Parks's cliched stoic yakuza warrior character blathering about how in "Japan, family honor is all-important" does little to add verisimilitude. Most of the dialogue consists of overly formal declarative sentences that I suppose might convince a few readers with extremely high gullibility levels they're reading translated speech. It's approximately as Japanese as a hypothetical episode of the old G.I. Joe animated series featuring the back stories of Snake Eyes and Storm Shadow, but not up to the level of, say, that TV movie Scooby Doo and the Samurai Sword. I'd suggest the next time Parks attempts to write a story about the yakuza, he take a little time and read Tokyo Underworld: The Fast Times and Hard Life of an American Gangster in Japan by Robert Whiting and McMafia by Mischa Glenny. Both of those are exciting reads with vividly realized real-life characters and situations, elements sorely lacking in this comic. Or, if pressed for time, Parks could just rent The Yakuza with Robert Mitchum on DVD. It's ludicrous horseshit but still entertaining and several creative ticks above either issue of Kato.



It really makes me long for the days of Michael Golden’s kick-ass Jackie Chan series Spartan X. Golden meticulously creates worlds of vibrancy and believability, so when he moves his characters through them you not only know exactly what they’re doing and in what order, but where they’re doing it. He refuses to cheat. But I guess that’s too much to expect from expensive funnybook magazines these days.

On the other hand, I’m glad Kevin Smith himself didn’t script this. It would’ve been a grungy spectacle of tentacle rape and bukkake jokes broken up (or justified) by bathetic scenes of father-daughter bonding between Kato and Mulan capable of sugar-rotting the enamel right off a reader's teeth. But even a Smithian “Japan is full of perverts” take might have been more believable than what Parks, Garza and Bernard toss at us.
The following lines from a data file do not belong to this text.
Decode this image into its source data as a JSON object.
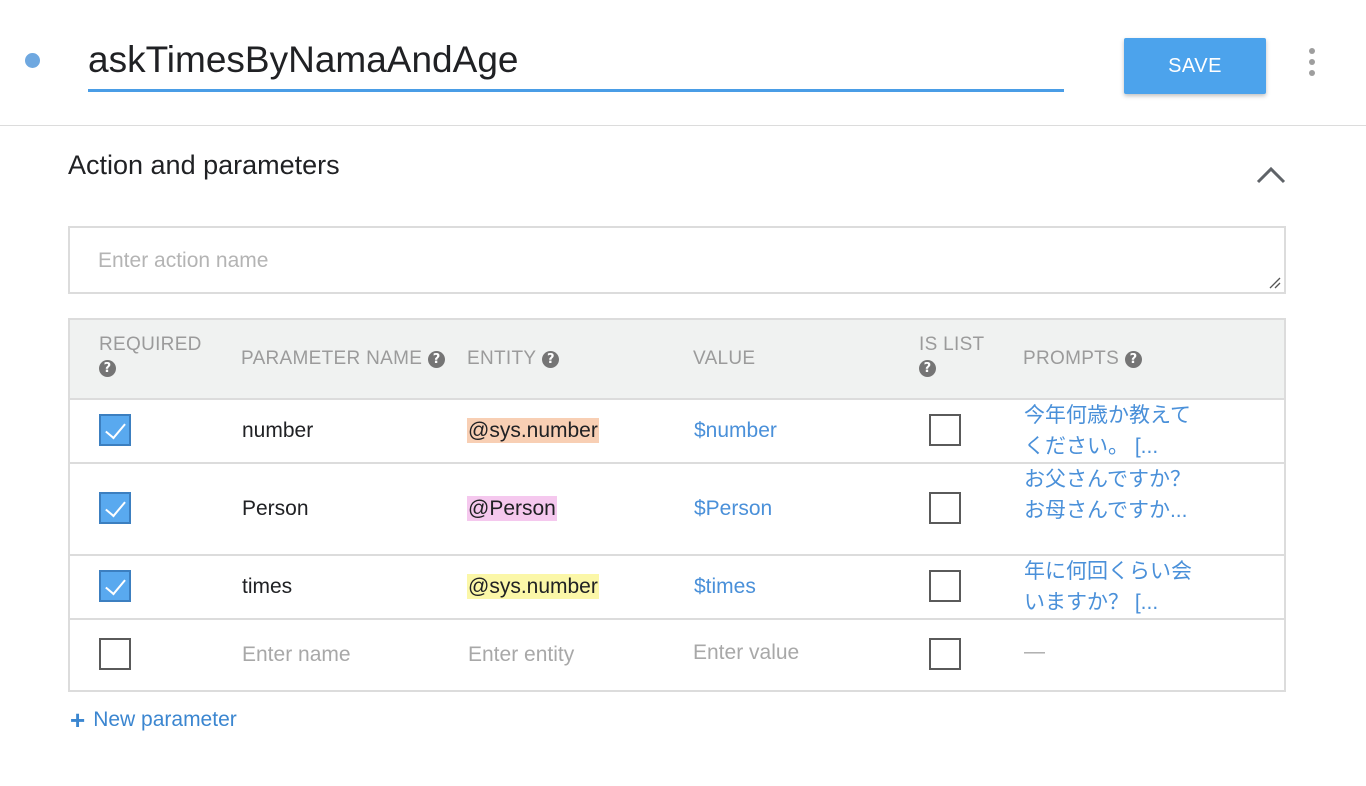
{
  "header": {
    "intent_name": "askTimesByNamaAndAge",
    "save_label": "SAVE"
  },
  "section": {
    "title": "Action and parameters",
    "action_placeholder": "Enter action name"
  },
  "table": {
    "headers": {
      "required": "REQUIRED",
      "parameter_name": "PARAMETER NAME",
      "entity": "ENTITY",
      "value": "VALUE",
      "is_list": "IS LIST",
      "prompts": "PROMPTS"
    },
    "help_glyph": "?",
    "rows": [
      {
        "required": true,
        "name": "number",
        "entity": "@sys.number",
        "entity_color": "#f8cfb4",
        "value": "$number",
        "is_list": false,
        "prompt": "今年何歳か教えてください。 [..."
      },
      {
        "required": true,
        "name": "Person",
        "entity": "@Person",
        "entity_color": "#f5c8ee",
        "value": "$Person",
        "is_list": false,
        "prompt": "お父さんですか？お母さんですか..."
      },
      {
        "required": true,
        "name": "times",
        "entity": "@sys.number",
        "entity_color": "#fbf7a8",
        "value": "$times",
        "is_list": false,
        "prompt": "年に何回くらい会いますか？ [..."
      }
    ],
    "new_row": {
      "name_placeholder": "Enter name",
      "entity_placeholder": "Enter entity",
      "value_placeholder": "Enter value",
      "prompt_placeholder": "—"
    }
  },
  "footer": {
    "new_parameter_plus": "+",
    "new_parameter_label": "New parameter"
  },
  "colors": {
    "accent": "#4ca3ec",
    "link": "#4a90d9",
    "checkbox_checked": "#59a9ef"
  }
}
Sorry, Kato and Mulan, at almost four bucks a pop for this flimsy hackwork, I won’t be back to find out if your whole father-daughter vengeance team thing works out.

Let's end on a positive note:

2 comments:

Nathaniel said...

Aw, I'm disappointed to hear that Garza's work is subpar here. I've rather liked most of his DC work, though I think he's strongest when doing teenage characters. And granted, I really haven't kept up with him since he stopped working for DC and moved on to doing 'girls in bikinis' books for Aspen and other work I have little interest in.

Unknown said...

Yeah, I was so bummed about this book I went back and looked at some of Garza's Batgirl work, and it's almost like a completely different artist in storytelling approach. Maybe the scripts were tighter over at DC, or maybe those were his "A-efforts" as opposed to this. I'm not sure what happened with these books, but they have a very tossed-off, disposable quality.

Kind of a shame, because I really had my hopes up here.